A key insight that McBean offers, and a powerful one, is, “Start happy to finish happy.” It’s a simple statement, but there is a lot going on there. To me, it means that you can’t come out of a situation happy if you don’t go into a situation happy. That means finding a way to talk to the voices that would derail your happiness. You have to be happy with the process, happy with the relationship, happy with what’s at your disposal to perform and get things done. And in particular, you have to be happy with you. You need to be happy with your preparation and your abilities and your skills. You need to be content that you can be all-in in the situation, and give 100% of yourself to realizing your goals.

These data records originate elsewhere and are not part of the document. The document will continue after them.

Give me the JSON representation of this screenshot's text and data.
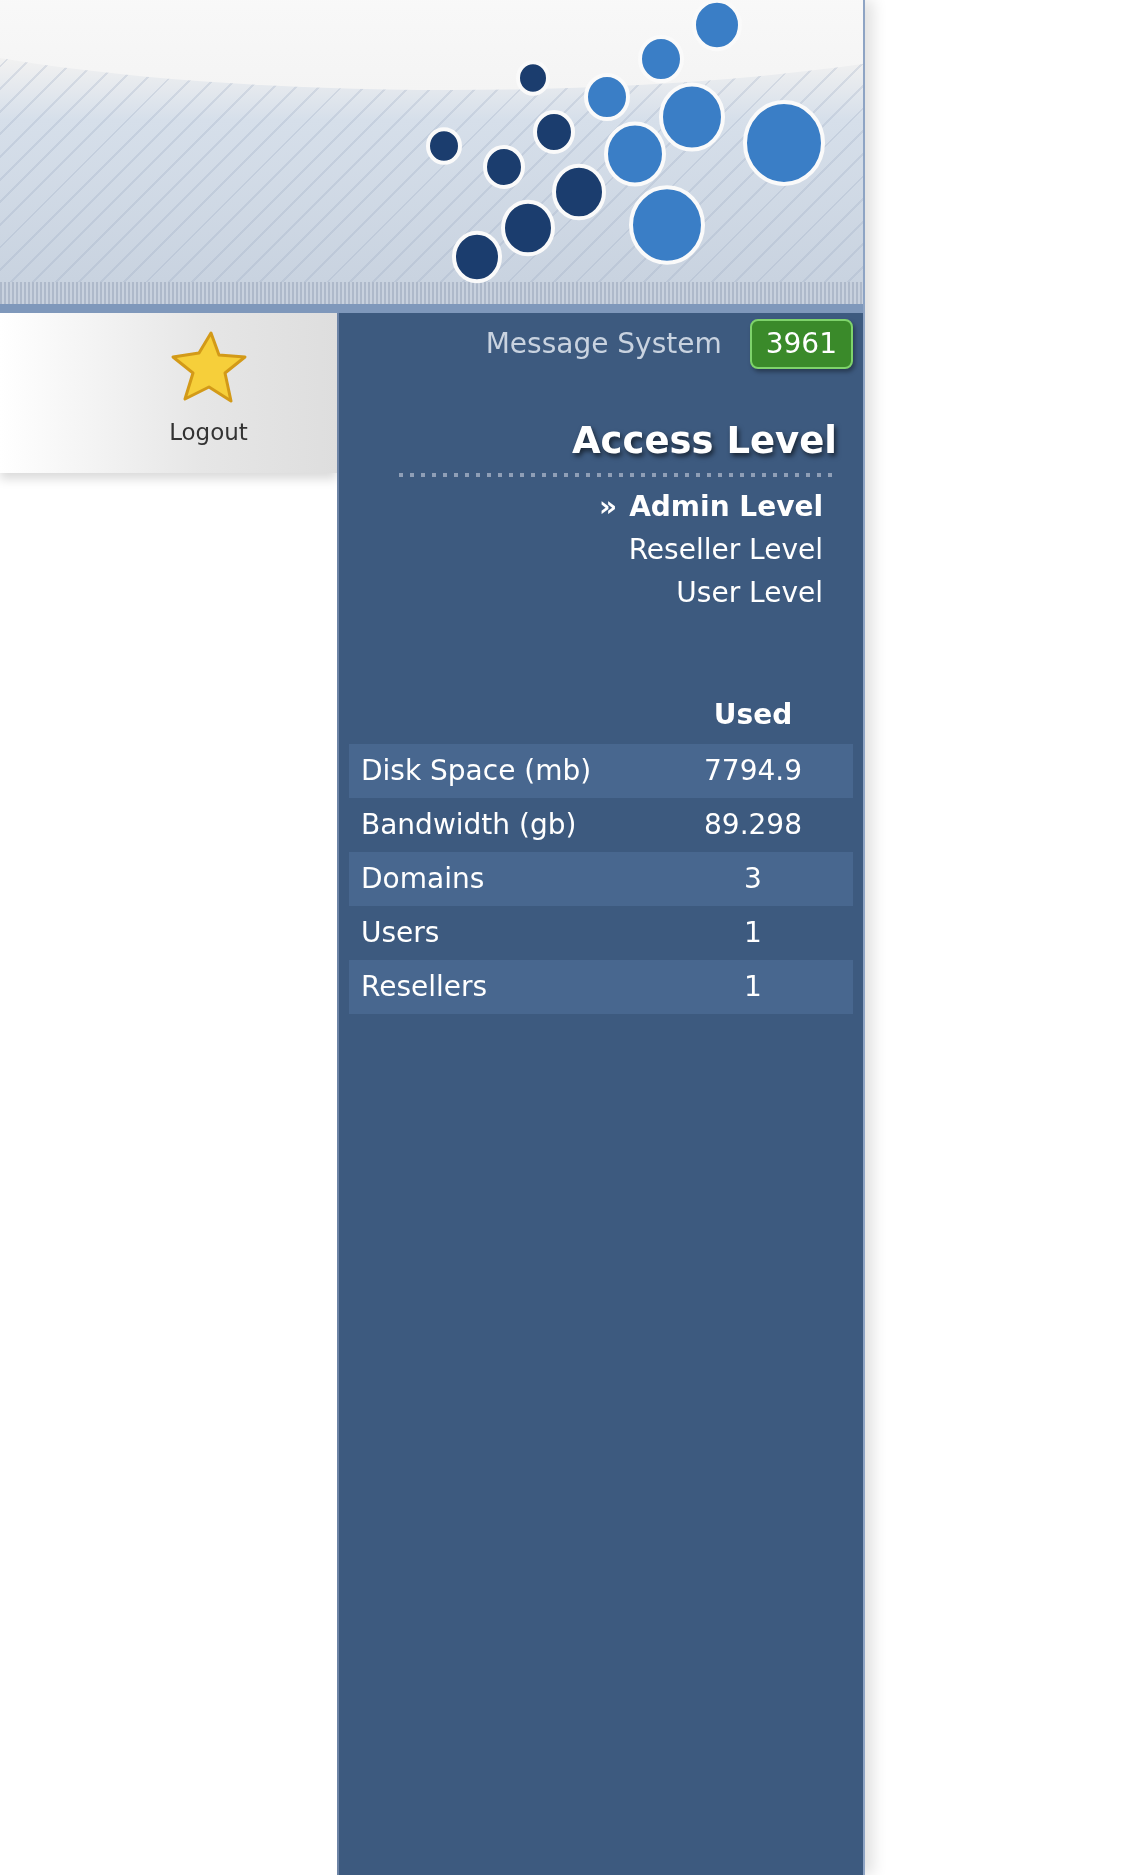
{
  "toolbar": {
    "items": [
      {
        "label": "Logout"
      }
    ]
  },
  "message_system": {
    "label": "Message System",
    "count": "3961"
  },
  "access_level": {
    "title": "Access Level",
    "marker": "»",
    "levels": [
      {
        "label": "Admin Level",
        "selected": true
      },
      {
        "label": "Reseller Level",
        "selected": false
      },
      {
        "label": "User Level",
        "selected": false
      }
    ]
  },
  "usage": {
    "column": "Used",
    "rows": [
      {
        "name": "Disk Space (mb)",
        "used": "7794.9"
      },
      {
        "name": "Bandwidth (gb)",
        "used": "89.298"
      },
      {
        "name": "Domains",
        "used": "3"
      },
      {
        "name": "Users",
        "used": "1"
      },
      {
        "name": "Resellers",
        "used": "1"
      }
    ]
  }
}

One of her examples was the situation that Scott Moir and Tessa Virtue found themselves in at the Sochi Olympics. They were in the odd position of sharing a coach with the United States team, who were amongst their closest rivals. The relationship with their coach was going to end, but they were, for the sake of continuity, going through one more Games together. Their goal was to deliver a performance that they were happy with. McBean suggested that if they wanted to be happy at the end, they needed to be happy going in. And that required closure on what had come before, and clarity on what would come next. For them, the advise resonated, and they were able to come to a positive place going in to their final performance that allowed them to be successful, on their own terms.

For the doubters, this isn’t a product of simply thinking positive, happy thoughts or willing yourself into a positive state of mind. It is about strategically developing a mindset for success. You need to have a clear focus on what you need to do, but also an appreciation for what you have already accomplished. You need to give 100% of what you are capable of, in each interaction. You need to have a plan, but you need to recognize that nothing in that plan may go quite as you anticipate it. Above all, you need the preparation, the flexibility and the adaptability to cope as things change.

All of that comes back to ego. To confidence. To clear goals and healthy ambition. And to wearing all of those with pride. Ego needs to be embraced and owned, not apologized for.